| 25 May 2021 |
baloo | thing is | 23:49:35 |
baloo | it's reproducible on the same machine | 23:49:43 |
@grahamc:nixos.org | let's patch the kernel to only ever say it is 1 second past the epoch. always. | 23:49:51 |
baloo | but going from amd zen1 to zen3 breaks it | 23:49:56 |
andi- | Are they counting how long an instruction takes? | 23:50:27 |
andi- | And then try different versions of the same code? | 23:50:41 |
baloo | well ... looks like it, but the thing is: the documentation and the developers says no | 23:51:00 |
baloo | there is a specific build profile to get machine-optimized code | 23:51:25 |
baloo | and this is not the one we had | 23:51:33 |
baloo | (machine-optimized is based off perf) | 23:51:53 |
andi- | What profiles are there and can we maybe just specify one that is empty/trivial to reason about? | 23:52:11 |
andi- | Something like a no-op profile to figure out if that is reproducible | 23:52:43 |
baloo | well, there is the non-optimized (the one we now run, which is reproducible), the profiledbootstrap (the one we used to run), and the autoprofiled (perf based, which is deemed non-reproducible) | 23:54:48 |
andi- | Are we running the PGO part with just one build job at a time?

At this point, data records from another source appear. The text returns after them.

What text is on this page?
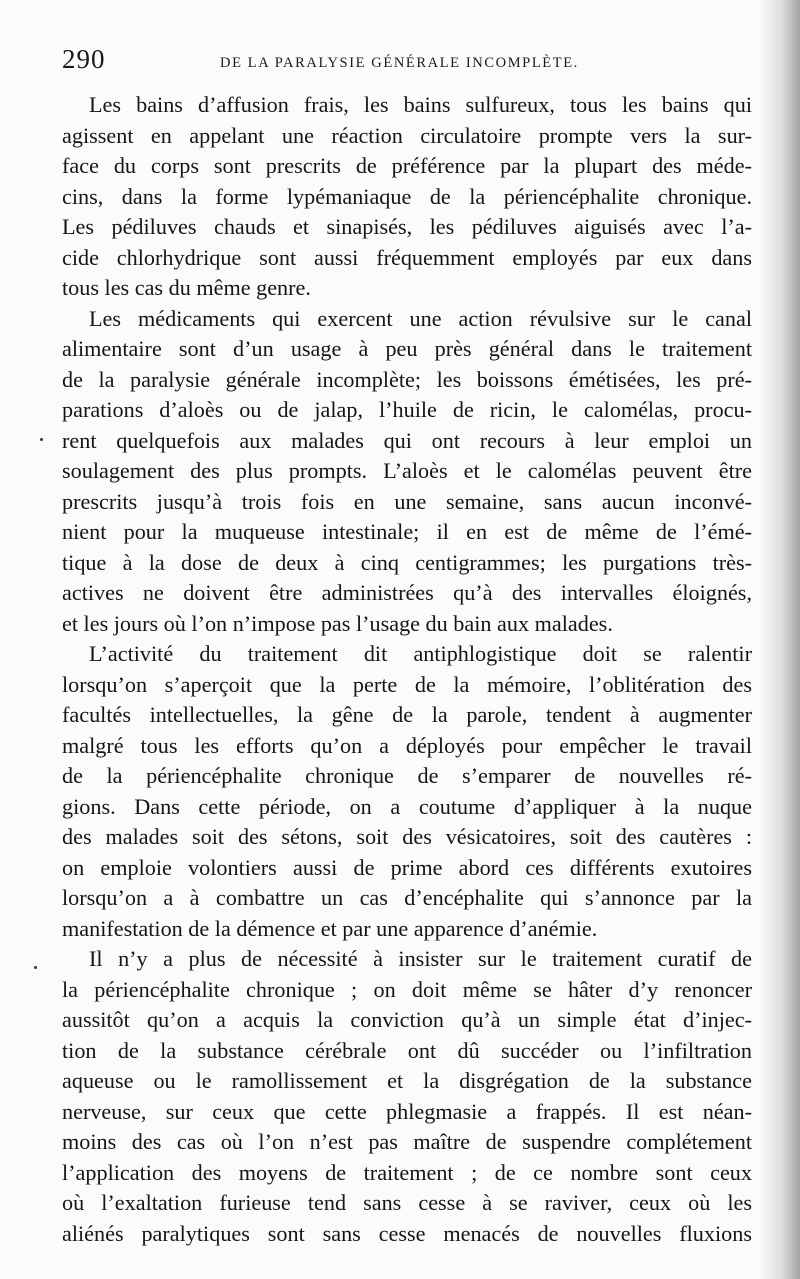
290	DE LA PARALYSIE GÉNÉRALE INCOMPLÈTE.
Les bains d’affusion frais, les bains sulfureux, tous les bains qui
agissent en appelant une réaction circulatoire prompte vers la sur-
face du corps sont prescrits de préférence par la plupart des méde-
cins, dans la forme lypémaniaque de la périencéphalite chronique.
Les pédiluves chauds et sinapisés, les pédiluves aiguisés avec l’a-
cide chlorhydrique sont aussi fréquemment employés par eux dans
tous les cas du même genre.
Les médicaments qui exercent une action révulsive sur le canal
alimentaire sont d’un usage à peu près général dans le traitement
de la paralysie générale incomplète; les boissons émétisées, les pré-
parations d’aloès ou de jalap, l’huile de ricin, le calomélas, procu-
rent quelquefois aux malades qui ont recours à leur emploi un
soulagement des plus prompts. L’aloès et le calomélas peuvent être
prescrits jusqu’à trois fois en une semaine, sans aucun inconvé-
nient pour la muqueuse intestinale; il en est de même de l’émé-
tique à la dose de deux à cinq centigrammes; les purgations très-
actives ne doivent être administrées qu’à des intervalles éloignés,
et les jours où l’on n’impose pas l’usage du bain aux malades.
L’activité du traitement dit antiphlogistique doit se ralentir
lorsqu’on s’aperçoit que la perte de la mémoire, l’oblitération des
facultés intellectuelles, la gêne de la parole, tendent à augmenter
malgré tous les efforts qu’on a déployés pour empêcher le travail
de la périencéphalite chronique de s’emparer de nouvelles ré-
gions. Dans cette période, on a coutume d’appliquer à la nuque
des malades soit des sétons, soit des vésicatoires, soit des cautères :
on emploie volontiers aussi de prime abord ces différents exutoires
lorsqu’on a à combattre un cas d’encéphalite qui s’annonce par la
manifestation de la démence et par une apparence d’anémie.
Il n’y a plus de nécessité à insister sur le traitement curatif de
la périencéphalite chronique ; on doit même se hâter d’y renoncer
aussitôt qu’on a acquis la conviction qu’à un simple état d’injec-
tion de la substance cérébrale ont dû succéder ou l’infiltration
aqueuse ou le ramollissement et la disgrégation de la substance
nerveuse, sur ceux que cette phlegmasie a frappés. Il est néan-
moins des cas où l’on n’est pas maître de suspendre complétement
l’application des moyens de traitement ; de ce nombre sont ceux
où l’exaltation furieuse tend sans cesse à se raviver, ceux où les
aliénés paralytiques sont sans cesse menacés de nouvelles fluxions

I just came across a random pastebin stating it would get "confused" otherwise.... | 23:55:02 |
baloo | tried that without luck | 23:55:36 |
baloo | (tried to inject -j1 in the training stage (the one capturing the feedback)) | 23:56:16 |
baloo | my plan from this point, is to set up the build on two machines, and run it stage by stage | 23:56:34 |
baloo | and compare the intermediate result from one machine to the other | 23:56:43 |
baloo | and finger crossed find the issue | 23:56:53 |
baloo | but ... that's a lot of work | 23:57:04 |
andi- | I wonder if the kernel version leaks into the builds. | 23:57:50 |
baloo | same kernel version | 23:58:00 |
baloo | (on the one I tried) | 23:58:11 |
andi- | two machines with the same CPU result in the same output? | 23:58:20 |
andi- | (might be harder for us to test unless we rent some machines temprorary) | 23:58:33 |
baloo | I haven't tried | 23:58:33 |
andi- | * (might be harder for us to test unless we rent some machines temporary) | 23:58:38 |
baloo | yeah I can rent two machines I guess | 23:58:46 |
andi- | That might be something grahamc (he/him) could probably help with. Packet boxes might be really nice for this. | 23:59:15 |
baloo | yeah :D | 23:59:31 |